19 May
2014 A.D. SGM-Mahaneygate: Torpedoes Amidship—SGM Ship Listing Badly
& Sinking
Two
pastors are no longer listed on a Reformed evangelical group’s leadership after
a different pastor from their church confessed to covering up sex abuse
claims. Pastors Joshua Harris and C.J. Mahaney have left the Gospel Coalition
council after a trial involving child abuse in the church they have both
overseen.
A criminal
trial that concluded last week has raised questions about which pastors
at Covenant Life Church, a megachurch in Gaithersburg, Md., knew what
about the abuse in which years.
Nathaniel
Morales, 56, was convicted Thursday (May 15) of sexually abusing three young
boys between 1983 and 1991 when he was a youth leader.
Former
Covenant Life pastor Grant Layman suggested while testifying about
allegations against Morales that he withheld information from the police about
the abuse.
“Did
you have an obligation to report the alleged abuse?” public defender Alan Drew,
who represented Morales, asked during cross-examination. “I believe so,” Layman
said. “And you didn’t,” Drew responded. “No,” Layman said.
Layman,
who is Mahaney’s brother-in-law, stepped down from his role at Covenant Life in
March.
Mahaney
founded Covenant Life in 1977 before passing the leadership of the church
in 2004 to Harris, author of the once bestselling “I Kissed Dating
Goodbye” book.

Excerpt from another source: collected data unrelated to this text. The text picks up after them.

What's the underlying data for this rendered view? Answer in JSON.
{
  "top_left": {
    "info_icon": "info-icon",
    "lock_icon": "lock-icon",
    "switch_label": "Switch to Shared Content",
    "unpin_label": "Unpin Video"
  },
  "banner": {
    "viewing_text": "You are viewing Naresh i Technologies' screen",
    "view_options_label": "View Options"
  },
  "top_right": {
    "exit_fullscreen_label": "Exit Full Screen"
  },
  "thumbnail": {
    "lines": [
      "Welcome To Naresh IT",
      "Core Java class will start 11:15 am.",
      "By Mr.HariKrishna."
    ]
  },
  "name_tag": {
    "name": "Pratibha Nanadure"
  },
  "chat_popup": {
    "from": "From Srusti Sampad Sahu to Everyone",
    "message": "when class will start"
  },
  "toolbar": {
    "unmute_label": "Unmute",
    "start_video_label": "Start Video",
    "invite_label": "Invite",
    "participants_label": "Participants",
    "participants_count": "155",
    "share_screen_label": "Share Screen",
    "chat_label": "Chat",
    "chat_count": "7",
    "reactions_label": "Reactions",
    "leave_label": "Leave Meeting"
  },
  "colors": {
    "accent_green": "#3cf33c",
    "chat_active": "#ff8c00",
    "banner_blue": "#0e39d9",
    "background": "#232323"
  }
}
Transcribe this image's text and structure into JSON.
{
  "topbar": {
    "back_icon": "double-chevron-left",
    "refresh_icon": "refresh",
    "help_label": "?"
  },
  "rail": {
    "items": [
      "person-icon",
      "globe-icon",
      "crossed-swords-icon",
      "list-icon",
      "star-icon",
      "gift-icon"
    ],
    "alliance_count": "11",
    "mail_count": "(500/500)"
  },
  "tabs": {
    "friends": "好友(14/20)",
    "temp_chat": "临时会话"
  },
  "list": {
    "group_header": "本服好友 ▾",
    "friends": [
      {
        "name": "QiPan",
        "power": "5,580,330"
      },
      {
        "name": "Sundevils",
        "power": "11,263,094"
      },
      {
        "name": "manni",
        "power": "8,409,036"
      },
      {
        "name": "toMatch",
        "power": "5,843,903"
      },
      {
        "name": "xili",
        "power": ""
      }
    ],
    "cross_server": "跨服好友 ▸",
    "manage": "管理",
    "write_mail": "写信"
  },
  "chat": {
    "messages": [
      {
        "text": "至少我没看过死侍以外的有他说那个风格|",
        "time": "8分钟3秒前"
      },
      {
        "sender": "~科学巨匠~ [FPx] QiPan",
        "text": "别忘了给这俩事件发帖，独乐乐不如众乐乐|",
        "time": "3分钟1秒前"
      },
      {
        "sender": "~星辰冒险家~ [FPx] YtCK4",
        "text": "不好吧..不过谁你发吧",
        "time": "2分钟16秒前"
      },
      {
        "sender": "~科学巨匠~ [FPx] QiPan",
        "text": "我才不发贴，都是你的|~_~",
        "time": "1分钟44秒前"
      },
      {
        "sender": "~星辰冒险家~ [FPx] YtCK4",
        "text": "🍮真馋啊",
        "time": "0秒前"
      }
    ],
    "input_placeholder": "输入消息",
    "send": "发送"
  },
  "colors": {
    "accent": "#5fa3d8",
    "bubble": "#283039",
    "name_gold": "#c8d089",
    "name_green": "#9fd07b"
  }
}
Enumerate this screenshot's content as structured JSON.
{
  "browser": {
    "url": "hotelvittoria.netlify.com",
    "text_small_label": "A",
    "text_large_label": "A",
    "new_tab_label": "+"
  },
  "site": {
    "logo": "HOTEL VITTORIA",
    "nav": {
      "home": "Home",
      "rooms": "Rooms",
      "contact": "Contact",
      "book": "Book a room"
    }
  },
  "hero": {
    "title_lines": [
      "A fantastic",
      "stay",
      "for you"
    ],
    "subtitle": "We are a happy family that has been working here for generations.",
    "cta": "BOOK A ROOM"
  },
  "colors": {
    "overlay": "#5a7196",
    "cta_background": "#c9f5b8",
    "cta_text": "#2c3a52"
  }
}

Mahaney now leads Sovereign Grace Church of Louisville.
Mahaney
and Harris are no longer listed on The Gospel Coalition website, which boasts
of leaders such as Al Mohler, president of The Southern Baptist Theological
Seminary; Tim Keller, pastor of Redeemer Presbyterian Church in New York
City; and Mark Dever, pastor of Capitol Hill Baptist Church in Washington,
D.C.
An
employee of TGC said it will not be putting out a statement on the matter.
Initial attempts to reach Mahaney and Harris were unsuccessful.
Harris,
the current head pastor of Covenant Life, said in a tearful sermon Sunday (May
18) that he has asked the church’s board to consider placing him on
administrative leave while the church continues to investigate the issue. “We
have a zero tolerance policy of abuse of any kind,” Harris said, urging people
to go to the police if they know of any abuse.
Harris
said that because of a separate civil lawsuit, church leaders are unable to
speak openly about what pastors who knew what when. “Right now, we’re still
getting conflicting information,” Harris said. In a statement released
last year, church leaders said they didn’t know about the abuse until “many
years later.”
Nearly
a year ago, several leading evangelical pastors and authors came to the defense
of Mahaney who was accused in a lawsuit for covering up sexual abuse
of children. Mahaney announced that he would pull out of a conference
called Together 4 the Gospel due to ongoing lawsuits, though he was seated in the front
of the audience with conference leaders.
Mahaney’s
Covenant Life was the flagship for Sovereign Grace Ministries, an association
of 80 Reformed evangelical churches, based in Louisville, Ky.
Mahaney
took a leave of absence from the ministry in 2011 after other pastors in the
Sovereign Grace network charged him with “expressions of pride,
unentreatability, deceit, sinful judgment and hypocrisy.” Six months later, the
group reinstated Mahaney, declaring full confidence in him.
The
same month that a lawsuit was filed, Mahaney told the Sovereign Grace
board that he would step down to focus on pastoral ministry. Two months later,
Covenant Life voted to leave Sovereign Grace.
In
a sermon a year ago, Harris acknowledged that he had been sexually abused
as a child, telling the congregation amid the ongoing lawsuit, “Please
don’t allow the circumstance to draw you away from faith in Jesus.”